Compounding matters, Shyamalan seems incapable of writing natural-sounding dialogue. As the actors try to wrap their mouths around his awkwardly composed lines, you can almost hear the tragic clacking of his keyboard.

Shyamalan’s plotting is questionable, too. For example, there are no reasons for the sidekicks to show up unannounced in the aforementioned scene; they simply do. And did Shyamalan really think no one in the audience would wonder why the costly mental health facility in which Dunn, Glass and The Hoard are imprisoned has no guards, but instead is staffed overnight by a single, defenseless nurse?

The final nail in the film’s coffin is Shyamalan’s clunky direction. At one point, as The Hoard is threatening Dunn’s life, Dunn’s son rushes between them and makes what Shyamalan must have intended to be a shocking revelation. The moment fizzles, though, due to awkward acting and framing.

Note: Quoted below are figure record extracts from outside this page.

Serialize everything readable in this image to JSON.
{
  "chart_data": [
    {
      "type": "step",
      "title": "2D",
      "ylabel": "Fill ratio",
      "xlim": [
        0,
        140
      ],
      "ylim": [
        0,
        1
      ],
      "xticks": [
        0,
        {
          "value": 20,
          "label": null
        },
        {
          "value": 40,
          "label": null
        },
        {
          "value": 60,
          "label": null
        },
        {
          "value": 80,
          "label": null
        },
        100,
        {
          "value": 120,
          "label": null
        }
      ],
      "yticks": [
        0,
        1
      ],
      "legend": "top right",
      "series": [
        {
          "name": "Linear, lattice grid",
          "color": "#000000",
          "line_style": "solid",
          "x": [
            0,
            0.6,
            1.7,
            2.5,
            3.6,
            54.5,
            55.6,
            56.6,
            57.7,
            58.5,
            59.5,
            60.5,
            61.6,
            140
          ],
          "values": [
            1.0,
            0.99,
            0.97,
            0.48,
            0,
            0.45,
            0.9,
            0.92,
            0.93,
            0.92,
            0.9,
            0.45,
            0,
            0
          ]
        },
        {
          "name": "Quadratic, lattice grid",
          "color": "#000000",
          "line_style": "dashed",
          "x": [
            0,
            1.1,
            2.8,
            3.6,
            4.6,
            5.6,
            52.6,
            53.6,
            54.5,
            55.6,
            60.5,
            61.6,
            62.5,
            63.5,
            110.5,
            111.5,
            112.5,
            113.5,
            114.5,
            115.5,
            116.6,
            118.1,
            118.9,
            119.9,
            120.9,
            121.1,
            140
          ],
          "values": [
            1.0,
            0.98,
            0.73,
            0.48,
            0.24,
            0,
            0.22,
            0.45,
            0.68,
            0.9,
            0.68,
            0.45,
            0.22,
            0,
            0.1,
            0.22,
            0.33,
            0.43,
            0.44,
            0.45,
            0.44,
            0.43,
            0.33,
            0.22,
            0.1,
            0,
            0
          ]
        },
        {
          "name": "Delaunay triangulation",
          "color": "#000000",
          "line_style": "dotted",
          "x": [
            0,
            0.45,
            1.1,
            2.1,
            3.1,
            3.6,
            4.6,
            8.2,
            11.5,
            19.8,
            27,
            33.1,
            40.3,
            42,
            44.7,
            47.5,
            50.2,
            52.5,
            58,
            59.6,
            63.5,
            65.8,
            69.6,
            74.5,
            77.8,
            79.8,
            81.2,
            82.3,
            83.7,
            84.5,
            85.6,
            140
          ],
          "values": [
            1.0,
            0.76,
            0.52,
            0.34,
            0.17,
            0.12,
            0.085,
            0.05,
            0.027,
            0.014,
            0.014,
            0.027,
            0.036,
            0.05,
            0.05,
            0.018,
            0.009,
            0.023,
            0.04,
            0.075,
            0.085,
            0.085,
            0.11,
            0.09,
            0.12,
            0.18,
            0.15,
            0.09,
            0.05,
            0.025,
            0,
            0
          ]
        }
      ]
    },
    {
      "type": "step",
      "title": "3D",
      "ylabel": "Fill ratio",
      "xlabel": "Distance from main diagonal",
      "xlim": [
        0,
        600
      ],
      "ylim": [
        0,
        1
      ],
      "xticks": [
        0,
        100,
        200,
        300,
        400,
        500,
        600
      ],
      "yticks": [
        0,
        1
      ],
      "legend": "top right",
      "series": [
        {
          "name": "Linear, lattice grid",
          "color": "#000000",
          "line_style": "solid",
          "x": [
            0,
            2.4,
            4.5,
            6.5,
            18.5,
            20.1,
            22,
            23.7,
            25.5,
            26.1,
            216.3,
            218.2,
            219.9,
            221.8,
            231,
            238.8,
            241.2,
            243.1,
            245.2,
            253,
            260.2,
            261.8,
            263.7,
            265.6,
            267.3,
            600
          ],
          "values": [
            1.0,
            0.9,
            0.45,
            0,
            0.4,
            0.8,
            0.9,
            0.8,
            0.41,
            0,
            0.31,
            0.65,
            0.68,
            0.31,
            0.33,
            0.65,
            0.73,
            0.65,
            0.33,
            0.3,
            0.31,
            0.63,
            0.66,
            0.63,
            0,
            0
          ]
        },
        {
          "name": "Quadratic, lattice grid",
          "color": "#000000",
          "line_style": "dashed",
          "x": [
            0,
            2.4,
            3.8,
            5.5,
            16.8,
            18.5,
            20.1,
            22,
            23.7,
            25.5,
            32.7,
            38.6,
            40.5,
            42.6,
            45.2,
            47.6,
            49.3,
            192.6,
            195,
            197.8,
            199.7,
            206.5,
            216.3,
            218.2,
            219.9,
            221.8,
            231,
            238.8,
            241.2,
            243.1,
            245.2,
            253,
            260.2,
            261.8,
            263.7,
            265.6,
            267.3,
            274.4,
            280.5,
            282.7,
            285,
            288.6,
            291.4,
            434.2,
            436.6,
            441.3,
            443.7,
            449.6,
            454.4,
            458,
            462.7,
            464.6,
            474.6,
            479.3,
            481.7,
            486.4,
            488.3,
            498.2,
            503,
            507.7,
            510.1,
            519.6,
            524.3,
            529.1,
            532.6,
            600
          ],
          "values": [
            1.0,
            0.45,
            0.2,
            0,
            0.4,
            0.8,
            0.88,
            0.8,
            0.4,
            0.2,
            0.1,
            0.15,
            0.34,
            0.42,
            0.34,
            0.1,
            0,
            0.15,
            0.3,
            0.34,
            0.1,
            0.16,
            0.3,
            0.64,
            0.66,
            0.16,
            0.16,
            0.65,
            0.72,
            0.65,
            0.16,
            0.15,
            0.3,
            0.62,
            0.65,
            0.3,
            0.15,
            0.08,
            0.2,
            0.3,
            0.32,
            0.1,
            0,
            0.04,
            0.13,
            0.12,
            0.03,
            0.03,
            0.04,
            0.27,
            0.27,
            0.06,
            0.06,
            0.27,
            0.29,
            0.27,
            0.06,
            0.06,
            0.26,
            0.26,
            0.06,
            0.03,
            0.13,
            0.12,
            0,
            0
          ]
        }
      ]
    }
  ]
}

Early in this review, I asked how someone who made a minor masterpiece like “Unbreakable” could follow it with a stinker like “The Happening.” I wondered the same thing as I watched “Glass” with a sinking heart.

Perhaps the answer lies in Shyamalan’s perceptions of himself. It’s possible he believes himself to be the genius he was once proclaimed to be, and that this germ of an idea has grown to infect his work today. Like Glass, who sounds downright Shakespearean as he draws parallels between the events in the film and comic books, Shyamalan seems to have bought into a grand delusion.

No matter how carefully I choose a chocolate from a box of miniatures, I’m always wary until I take a bite. Likewise, “Glass” was such a crushing disappointment for me as a fan of the other films in the trilogy that it’s made me permanently wary of Shyamalan’s future movies. After all, you never know what you’re going to get.